TAHUNA,PGI.OR.ID-Pandemi Covid-19 yang telah mendera kehidupan dunia sebegitu rupa, merupakan katup dari ecoside, akibat dari perilaku manusia. Serangan masif industri atas habitat ekologis, dalam rangka globalisasi produksi pangan dan pertanian seiring dengan domestifikasi hewan dan tanaman, telah melahirkan hama dan virus, akibat mutasi genetika.
Demikian salah satu catatan Pengantar Ketua Umum PGI Pdt. Gomar Gultom mengawali Laporan MPH-PGI yang disampaikan di hari kedua Sidang MPL-PGI 2022, di GMIST Imanuel, Tahuna, Sulawesi Utara, Sabtu (23/1/2022).
Sebab itu, menurut Ketum PGI pandemi ini mestinya semakin menyadarkan kita bahwa kekerasan manusia atas alam harus segera dihentikan. Dalam kaitan inilah MPH-PGI terus mengembangkan pelayanan terkait program yang telah kita kenal selama ini sebagai “Gereja Sahabat Alam” (GSA). Selain mengembangkan GSA, juga mendorong dan memfasilitasi agar gereja-gereja semakin siap dan mampu mengorganisasi serta mempersiapkan diri mengefektifkan mitigasi dan pencegahan, respons darurat saat bencana dan rekonstruksi pasca-bencana.

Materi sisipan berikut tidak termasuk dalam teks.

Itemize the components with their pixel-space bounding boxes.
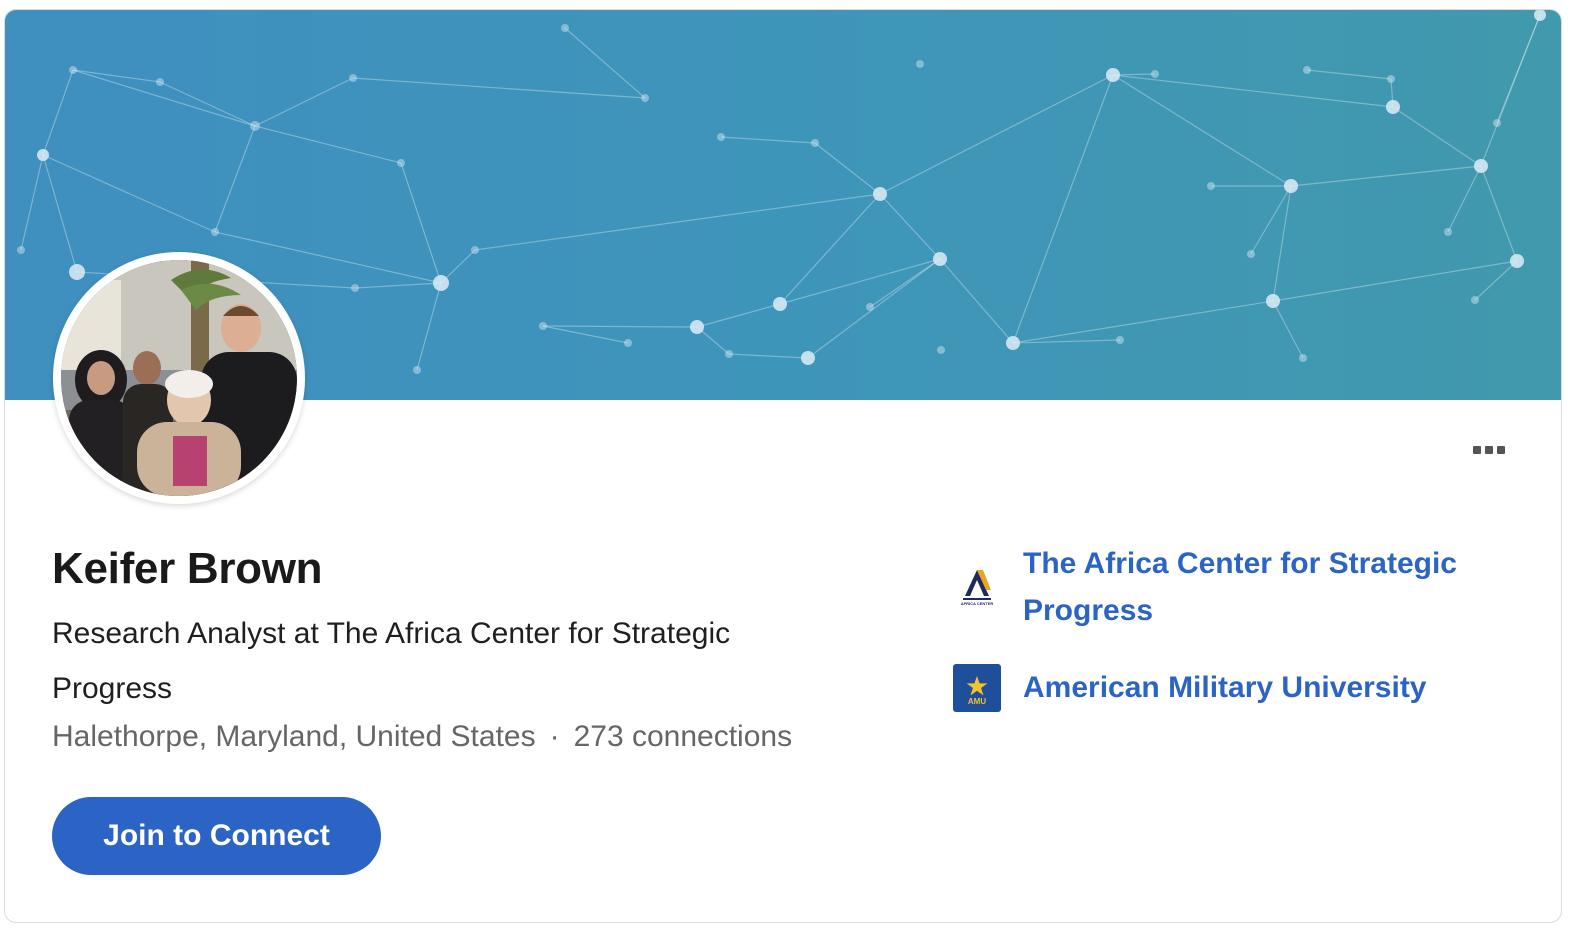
network-node [866,303,874,311]
network-node [539,322,547,330]
network-node [1284,179,1298,193]
network-node [413,366,421,374]
meta-separator: · [549,720,560,753]
network-node [725,350,733,358]
profile-photo [61,260,297,496]
network-node [873,187,887,201]
network-node [156,78,164,86]
network-node [773,297,787,311]
network-node [717,133,725,141]
network-node [1116,336,1124,344]
network-node [1474,159,1488,173]
more-options-button[interactable] [1465,438,1513,462]
network-node [69,264,85,280]
profile-card: Keifer Brown Research Analyst at The Afr… [4,9,1562,923]
amu-logo-text: AMU [968,697,986,706]
avatar[interactable] [53,252,305,504]
network-node [1303,66,1311,74]
network-node [250,121,260,131]
network-node [433,275,449,291]
network-node [811,139,819,147]
network-node [1207,182,1215,190]
more-horizontal-icon [1473,446,1481,454]
network-node [1106,68,1120,82]
network-node [561,24,569,32]
network-node [211,228,219,236]
education-link[interactable]: AMU American Military University [953,664,1503,712]
africa-center-logo-text: AFRICA CENTER [961,601,994,606]
network-node [397,159,405,167]
amu-logo: AMU [953,664,1001,712]
connections-count: 273 connections [573,720,793,753]
network-node [351,284,359,292]
network-node [471,246,479,254]
network-node [1299,354,1307,362]
africa-center-logo: AFRICA CENTER [953,564,1001,612]
network-node [37,149,49,161]
network-node [641,94,649,102]
network-node [937,346,945,354]
network-node [1006,336,1020,350]
network-node [1493,119,1501,127]
org-name: American Military University [1023,671,1427,704]
network-node [624,339,632,347]
network-node [69,66,77,74]
network-node [933,252,947,266]
network-node [1266,294,1280,308]
org-name: The Africa Center for Strategic Progress [1023,547,1457,627]
network-node [349,74,357,82]
network-node [17,246,25,254]
network-node [1247,250,1255,258]
network-node [1386,100,1400,114]
profile-meta: Halethorpe, Maryland, United States · 273 … [52,720,792,754]
network-node [1444,228,1452,236]
network-node [1510,254,1524,268]
profile-location: Halethorpe, Maryland, United States [52,720,536,753]
profile-name: Keifer Brown [52,544,323,593]
experience-link[interactable]: AFRICA CENTER The Africa Center for Stra… [953,540,1503,634]
profile-headline: Research Analyst at The Africa Center fo… [52,617,731,705]
network-node [1387,75,1395,83]
network-node [1471,296,1479,304]
network-node [916,60,924,68]
network-node [690,320,704,334]
join-to-connect-button[interactable]: Join to Connect [52,797,381,875]
network-node [1534,10,1546,21]
network-node [801,351,815,365]
network-node [1151,70,1159,78]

Dalam pengantarnya, Pdt. Gomar Gultom juga menyoroti tantangan lain yang diingatkan oleh SR XVII di Waingapu, yaitu krisis kebangsaan yang melanda negeri ini. “Kita tentu sangat mengapresiasi capaian-capaian dari pemerintahan di bawah kepemimpinan Presiden Joko Widodo dan Wakil Presiden Ma’ruf Amin, baik pembangunan di bidang politik maupun ekonomi. Namun tidak dapat dipungkiri, masih banyaknya “PR” bangsa kita dalam menghadapi persoalan seperti korupsi yang masih menggurita,” katanya.
Selain itu, kekhawatiran akan pelemahan Komisi Pemberantasan Korupsi (KPK), penegakan HAM yang belum beranjak jauh seperti masalah Papua, pelanggaran HAM berat di masa lalu, kebebasan beragama dan berkepercayaan (KBB), ketidakadilan terhadap kelompok masyarakat adat, serta belum finalnya Pancasila sebagai ideologi bangsa pada sebagian kelompok yang masih mencita-citakan ideologi alternatif, dan lain sebagainya.
Menurutnya, terhadap semua masalah ini, gereja harus juga melibatkan diri dalam meresponsnya. Dan, PGI dengan segala keterbatasan yang ada, telah berupaya mengadvokasi kasus-kasus tersebut, baik di lingkup lokal, regional hingga nasional.
“Untuk beberapa isu, MPH-PGI menyampaikannya secara langsung kepada Presiden, beberapa lainnya melalui surat terbuka dan ditujukan pada pihak-pihak terkait. Hal ini bukanlah baru di PGI. Masalah Papua dan penutupan gereja, misalnya, sudah berulangkali PGI sampaikan kepada Presiden, baik melalui surat maupun percakapan langsung, walau sejauh ini kita belum melihat respons yang memadai dari negara,” jelasnya.